AMD Zambezi news, info, fans !

**radaja** · 09-11-2011, 02:58 PM

Originally Posted by informal

Well if Opteron 6220 results are true ,as xsecret claims,then C11.5 result should roughly follow the same route as the Sisoft's MM benchmark.I say roughly since I have no idea what is the ratio of memory and SIMD instructions in these tests.

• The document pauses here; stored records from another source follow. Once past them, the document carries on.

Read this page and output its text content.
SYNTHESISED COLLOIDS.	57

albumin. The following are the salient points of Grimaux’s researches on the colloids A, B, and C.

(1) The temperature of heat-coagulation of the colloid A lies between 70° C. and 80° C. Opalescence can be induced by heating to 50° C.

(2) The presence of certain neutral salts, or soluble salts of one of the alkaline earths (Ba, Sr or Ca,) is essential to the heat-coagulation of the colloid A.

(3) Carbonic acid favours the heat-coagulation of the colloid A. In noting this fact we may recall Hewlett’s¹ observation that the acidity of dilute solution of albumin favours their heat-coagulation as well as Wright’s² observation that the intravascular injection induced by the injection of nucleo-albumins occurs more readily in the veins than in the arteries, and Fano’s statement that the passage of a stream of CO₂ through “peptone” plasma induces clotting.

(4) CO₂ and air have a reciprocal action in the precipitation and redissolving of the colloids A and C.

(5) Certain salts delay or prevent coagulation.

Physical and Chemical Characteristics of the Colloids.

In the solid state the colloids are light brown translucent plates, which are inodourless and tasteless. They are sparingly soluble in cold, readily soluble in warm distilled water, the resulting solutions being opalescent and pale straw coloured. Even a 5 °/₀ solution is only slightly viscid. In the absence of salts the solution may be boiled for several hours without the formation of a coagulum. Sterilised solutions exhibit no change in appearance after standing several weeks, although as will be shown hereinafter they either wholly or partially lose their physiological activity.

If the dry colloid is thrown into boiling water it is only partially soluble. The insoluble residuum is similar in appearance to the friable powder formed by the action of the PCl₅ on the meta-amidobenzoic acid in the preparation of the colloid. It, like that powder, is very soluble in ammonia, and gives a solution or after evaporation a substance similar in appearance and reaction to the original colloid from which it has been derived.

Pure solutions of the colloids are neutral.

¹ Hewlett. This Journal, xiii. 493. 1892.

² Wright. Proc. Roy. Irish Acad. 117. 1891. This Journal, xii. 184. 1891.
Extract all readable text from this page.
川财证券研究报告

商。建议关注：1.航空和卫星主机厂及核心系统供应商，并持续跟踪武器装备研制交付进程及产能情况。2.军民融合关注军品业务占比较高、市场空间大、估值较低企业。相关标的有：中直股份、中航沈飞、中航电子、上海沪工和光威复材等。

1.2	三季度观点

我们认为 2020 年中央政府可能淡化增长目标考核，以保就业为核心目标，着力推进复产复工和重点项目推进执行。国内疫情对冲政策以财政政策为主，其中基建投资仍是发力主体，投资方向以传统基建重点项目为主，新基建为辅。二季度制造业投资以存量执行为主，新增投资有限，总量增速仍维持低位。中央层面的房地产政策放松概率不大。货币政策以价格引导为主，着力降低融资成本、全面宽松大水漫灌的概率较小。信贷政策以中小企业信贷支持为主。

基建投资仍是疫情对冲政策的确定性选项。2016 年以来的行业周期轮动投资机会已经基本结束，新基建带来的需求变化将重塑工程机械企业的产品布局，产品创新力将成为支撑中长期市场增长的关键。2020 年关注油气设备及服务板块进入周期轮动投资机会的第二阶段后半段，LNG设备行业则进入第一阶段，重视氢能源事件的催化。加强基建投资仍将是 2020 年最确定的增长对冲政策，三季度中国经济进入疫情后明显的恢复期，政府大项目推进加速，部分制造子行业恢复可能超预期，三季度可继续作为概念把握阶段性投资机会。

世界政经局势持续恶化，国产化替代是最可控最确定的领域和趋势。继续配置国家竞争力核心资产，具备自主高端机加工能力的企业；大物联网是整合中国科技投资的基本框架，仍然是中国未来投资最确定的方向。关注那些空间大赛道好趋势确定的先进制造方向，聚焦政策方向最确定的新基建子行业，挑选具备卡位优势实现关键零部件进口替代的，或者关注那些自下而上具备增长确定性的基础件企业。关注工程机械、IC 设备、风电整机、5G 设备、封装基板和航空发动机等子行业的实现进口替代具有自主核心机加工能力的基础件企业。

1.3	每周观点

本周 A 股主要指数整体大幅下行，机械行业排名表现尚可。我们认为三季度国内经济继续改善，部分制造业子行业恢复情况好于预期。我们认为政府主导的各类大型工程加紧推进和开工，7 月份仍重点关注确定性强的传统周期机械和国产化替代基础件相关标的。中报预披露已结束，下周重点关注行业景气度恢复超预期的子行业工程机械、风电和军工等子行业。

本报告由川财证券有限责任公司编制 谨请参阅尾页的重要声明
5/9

If it does have similar ratio,then instead of 5.24pts one should have 1.67x the result of 1100T if he would to run C11.5 on FX8150 @ 3.6Ghz.Or in numbers : 9.85pts.
9.85pts is dangerously reminiscent of this (early slide detailing Scorpius platform and Zambezi advantage over Thuban in 3 benchmarks;slide was from Dec 2010 and was pointing roughly at 10pts in C11.5 for 8C Zambezi @ unknown clock).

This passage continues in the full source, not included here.